En quoi votre lien a-t-il joué un rôle clé pour transformer une crise en opportunité ? Votre #sisterhood mêle amour familial et collaboration professionnelle. Travailler ensemble est-il parfois difficile?
Notre lien est tout. Nous sommes complètement différentes, tant physiquement que par notre caractère, mais nos âmes se complètent si bien que nous ne pouvons envisager de vivre ni de travailler l’une sans l’autre. Nous avons traversé des moments difficiles, mais même dans la douleur, nous avons trouvé un équilibre : dans les journées les plus dures, l’une de nous se permettait de souffrir pendant que l’autre devait être forte pour deux. Nous nous sommes toujours soutenues, comme un pacte né naturellement, sans besoin de beaucoup de mots. Lorsque nous travaillons, nous ne sommes pas seulement des collègues, nous sommes des sœurs, des amies, des complices dans la vie.
Et même quand le travail est exigeant, nous ne le percevons jamais comme un fardeau, car c’est quelque chose qui nous rend heureuses, qui nous donne un sentiment d’appartenance, une idée de mission.
Face aux difficultés du quotidien, nous nous regardons et sourions : nous pensons à ce que nous avons vécu, à la manière dont nous l’avons transformé. Tant que nous sommes ensemble, rien n’est un problème, nous n’avons que des solutions.
Nous avons traversé des moments difficiles, mais même dans la douleur, nous avons trouvé un équilibre. Face aux difficultés, nous nous regardons et sourions : tant que nous sommes ensemble, nous n’avons que des solutions.

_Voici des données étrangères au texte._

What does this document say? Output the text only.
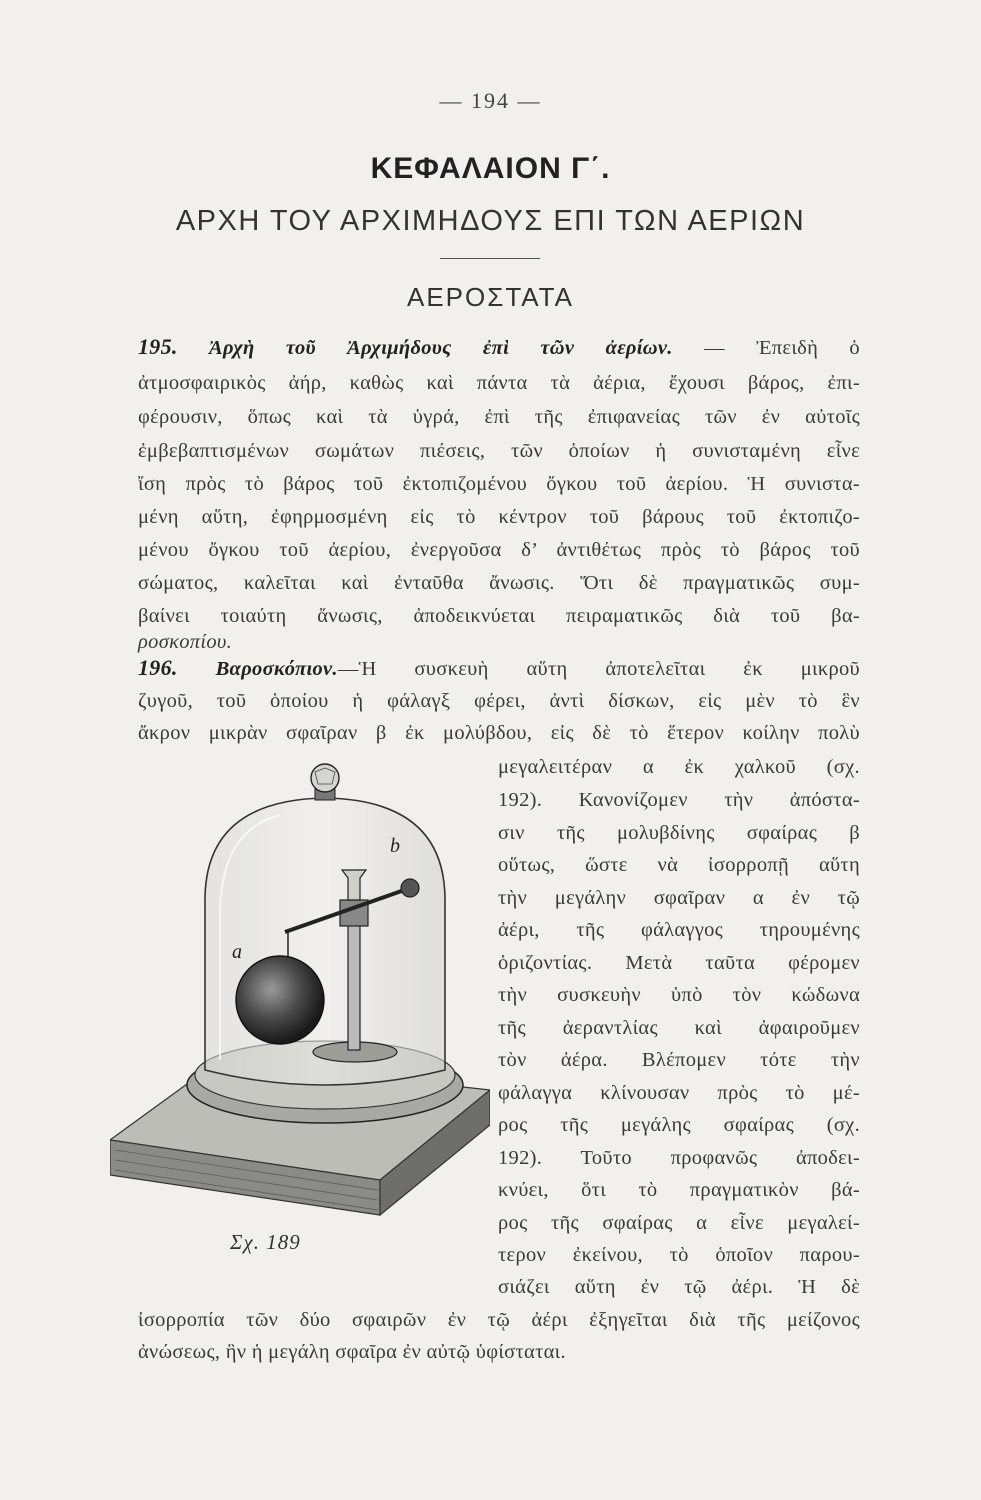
— 194 —
ΚΕΦΑΛΑΙΟΝ Γ΄.
ΑΡΧΗ ΤΟΥ ΑΡΧΙΜΗΔΟΥΣ ΕΠΙ ΤΩΝ ΑΕΡΙΩΝ
ΑΕΡΟΣΤΑΤΑ
195. Ἀρχὴ τοῦ Ἀρχιμήδους ἐπὶ τῶν ἀερίων. — Ἐπειδὴ ὁ
ἀτμοσφαιρικὸς ἀήρ, καθὼς καὶ πάντα τὰ ἀέρια, ἔχουσι βάρος, ἐπι-
φέρουσιν, ὅπως καὶ τὰ ὑγρά, ἐπὶ τῆς ἐπιφανείας τῶν ἐν αὐτοῖς
ἐμβεβαπτισμένων σωμάτων πιέσεις, τῶν ὁποίων ἡ συνισταμένη εἶνε
ἴση πρὸς τὸ βάρος τοῦ ἐκτοπιζομένου ὄγκου τοῦ ἀερίου. Ἡ συνιστα-
μένη αὕτη, ἐφηρμοσμένη εἰς τὸ κέντρον τοῦ βάρους τοῦ ἐκτοπιζο-
μένου ὄγκου τοῦ ἀερίου, ἐνεργοῦσα δ’ ἀντιθέτως πρὸς τὸ βάρος τοῦ
σώματος, καλεῖται καὶ ἐνταῦθα ἄνωσις. Ὅτι δὲ πραγματικῶς συμ-
βαίνει τοιαύτη ἄνωσις, ἀποδεικνύεται πειραματικῶς διὰ τοῦ βα-
ροσκοπίου.
196. Βαροσκόπιον.—Ἡ συσκευὴ αὕτη ἀποτελεῖται ἐκ μικροῦ
ζυγοῦ, τοῦ ὁποίου ἡ φάλαγξ φέρει, ἀντὶ δίσκων, εἰς μὲν τὸ ἓν
ἄκρον μικρὰν σφαῖραν β ἐκ μολύβδου, εἰς δὲ τὸ ἕτερον κοίλην πολὺ
μεγαλειτέραν α ἐκ χαλκοῦ (σχ.
192). Κανονίζομεν τὴν ἀπόστα-
σιν τῆς μολυβδίνης σφαίρας β
οὕτως, ὥστε νὰ ἰσορροπῇ αὕτη
τὴν μεγάλην σφαῖραν α ἐν τῷ
ἀέρι, τῆς φάλαγγος τηρουμένης
ὁριζοντίας. Μετὰ ταῦτα φέρομεν
τὴν συσκευὴν ὑπὸ τὸν κώδωνα
τῆς ἀεραντλίας καὶ ἀφαιροῦμεν
τὸν ἀέρα. Βλέπομεν τότε τὴν
φάλαγγα κλίνουσαν πρὸς τὸ μέ-
ρος τῆς μεγάλης σφαίρας (σχ.
192). Τοῦτο προφανῶς ἀποδει-
κνύει, ὅτι τὸ πραγματικὸν βά-
ρος τῆς σφαίρας α εἶνε μεγαλεί-
τερον ἐκείνου, τὸ ὁποῖον παρου-
σιάζει αὕτη ἐν τῷ ἀέρι. Ἡ δὲ
ἰσορροπία τῶν δύο σφαιρῶν ἐν τῷ ἀέρι ἐξηγεῖται διὰ τῆς μείζονος
ἀνώσεως, ἣν ἡ μεγάλη σφαῖρα ἐν αὐτῷ ὑφίσταται.
b
a
Σχ. 189
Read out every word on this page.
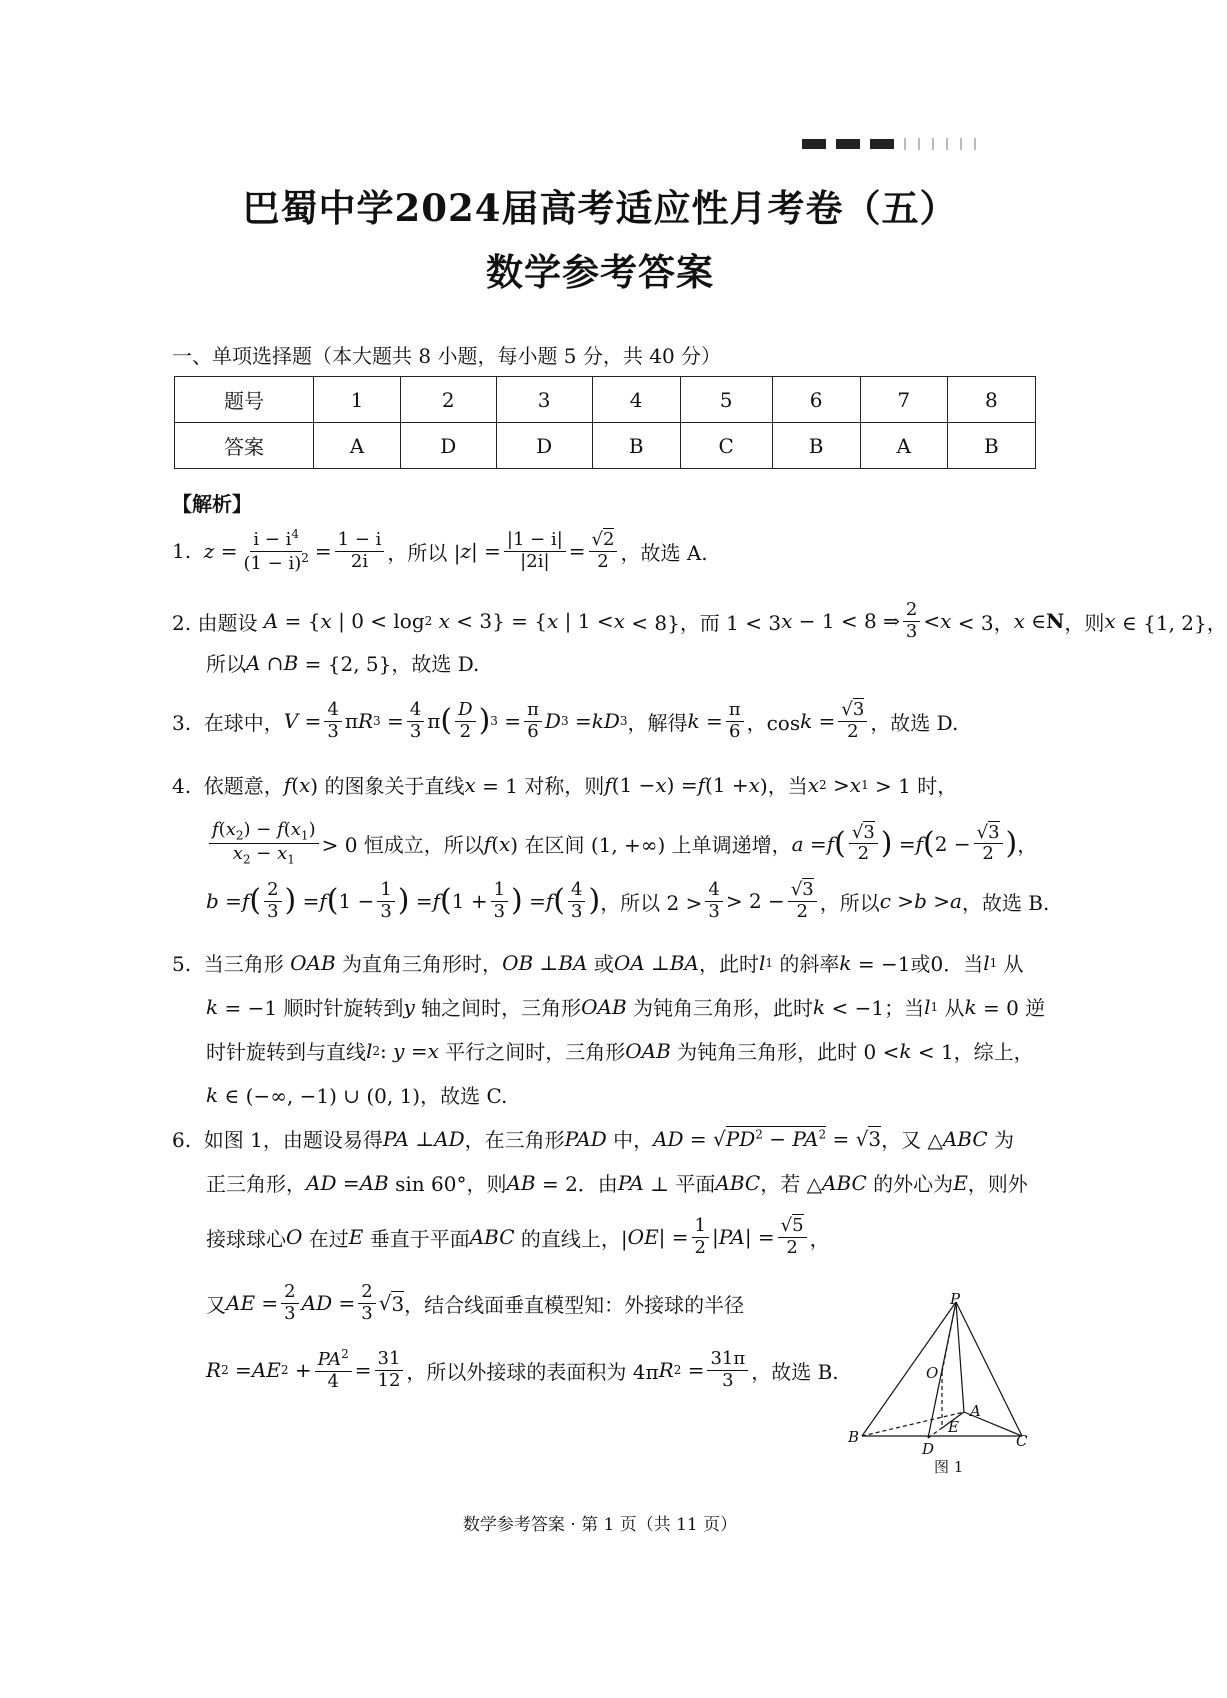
巴蜀中学2024届高考适应性月考卷（五）
数学参考答案
一、单项选择题（本大题共 8 小题，每小题 5 分，共 40 分）
题号	1	2	3	4	5	6	7	8
答案	A	D	D	B	C	B	A	B
【解析】
1. $z = \frac{i - i^4}{(1 - i)^2} = \frac{1 - i}{2i}$ ，所以 | z | = $\frac{|1 - i|}{|2i|} = \frac{√2}{2}$ ，故选 A.
2. 由题设 A = { x | 0 < log 2
x < 3} = { x | 1 < x < 8}，而 1 < 3 x − 1 < 8 ⇒ $\frac{2}{3} < x < 3$， x ∈ N ，则 x ∈ {1, 2}，
所以 A ∩ B = {2, 5}，故选 D.
3.  在球中， $V = \frac{4}{3}$ π R $3 = \frac{4}{3}$ π ( $\frac{D}{2}$ ) $3 = \frac{\pi}{6}$ D 3 = kD 3 ，解得 $k = \frac{\pi}{6}$ ，$\cos k = \frac{√3}{2}$ ，故选 D.
4.  依题意， f ( x ) 的图象关于直线 x = 1 对称，则 f (1 − x ) = f (1 + x )，当 x 2 > x 1 > 1 时，
$\frac{f(x_2) - f(x_1)}{x_2 - x_1} > 0$ 恒成立，所以 f ( x ) 在区间 (1, +∞) 上单调递增， a = f ( $\frac{√3}{2}$ ) = f ( $2 - \frac{√3}{2}$ ) ，
b = f ( $\frac{2}{3}$ ) = f ( $1 - \frac{1}{3}$ ) = f ( $1 + \frac{1}{3}$ ) = f ( $\frac{4}{3}$ ) ，所以 $2 > \frac{4}{3} > 2 - \frac{√3}{2}$ ，所以 c > b > a ，故选 B.
5.  当三角形 OAB 为直角三角形时， OB ⊥ BA 或 OA ⊥ BA ，此时 l 1 的斜率 k = −1或0．当 l 1 从
k = −1 顺时针旋转到 y 轴之间时，三角形 OAB 为钝角三角形，此时 k < −1；当 l 1 从 k = 0 逆
时针旋转到与直线 l 2 : y = x 平行之间时，三角形 OAB 为钝角三角形，此时 0 < k < 1，综上，
k ∈ (−∞, −1) ∪ (0, 1)，故选 C.
6.  如图 1，由题设易得 PA ⊥ AD ，在三角形 PAD 中， AD = √ $PD^2 - PA^2$ = √ 3 ，又 △ ABC 为
正三角形， AD = AB sin 60°，则 AB = 2．由 PA ⊥ 平面 ABC ，若 △ ABC 的外心为 E ，则外
接球球心 O 在过 E 垂直于平面 ABC 的直线上，| OE | = $\frac{1}{2}$ | PA | = $\frac{√5}{2}$ ，
又 AE = $\frac{2}{3}$ AD = $\frac{2}{3}$ √ 3 ，结合线面垂直模型知：外接球的半径
R 2 = AE $2 + \frac{PA^2}{4} = \frac{31}{12}$ ，所以外接球的表面积为 4π R $2 = \frac{31\pi}{3}$ ，故选 B.
P
O
A
B	C
D
E
图 1
数学参考答案 · 第 1 页（共 11 页）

Qu’est-ce qui vous pousse chaque jour et quel changement cherchez-vous à insuffler avec @Cosmos?
Nous rêvons d’un monde guidé par la joie, la bienveillance et la passion. Ce que nous proposons, à notre niveau, c’est de créer des espaces où l’on se traite avec plus d’amour et d’attention. Chaque jour, dans notre boutique et notre atelier, nous mettons tout en œuvre pour cela : en répondant à l’étreinte d’un client, en offrant un mot de réconfort, en redonnant sa dignité à l’artisanat. Parfois, en offrant une corne porte-bonheur, car même ceux qui n’y croient pas, au-delà de l’objet, peuvent ressentir la beauté d’un geste sincère. Aujourd’hui, nous avons le privilège de faire un travail qui nous rend heureuses, mais nous savons très bien ce que c’est de traverser l’enfer. C’est pourquoi, chaque jour, nous voulons transmettre un message empreint de positivité. Parce que l’amour est un langage universel et notre travail n’est pas seulement de l’artisanat : c’est une façon de diffuser cet amour dans le monde.
Nous rêvons d’un monde guidé par la joie, la bienveillance et la passion. Parce que l’amour est un langage universel et notre travail n’est pas seulement de l’artisanat : c’est une façon de répandre cet amour dans le monde.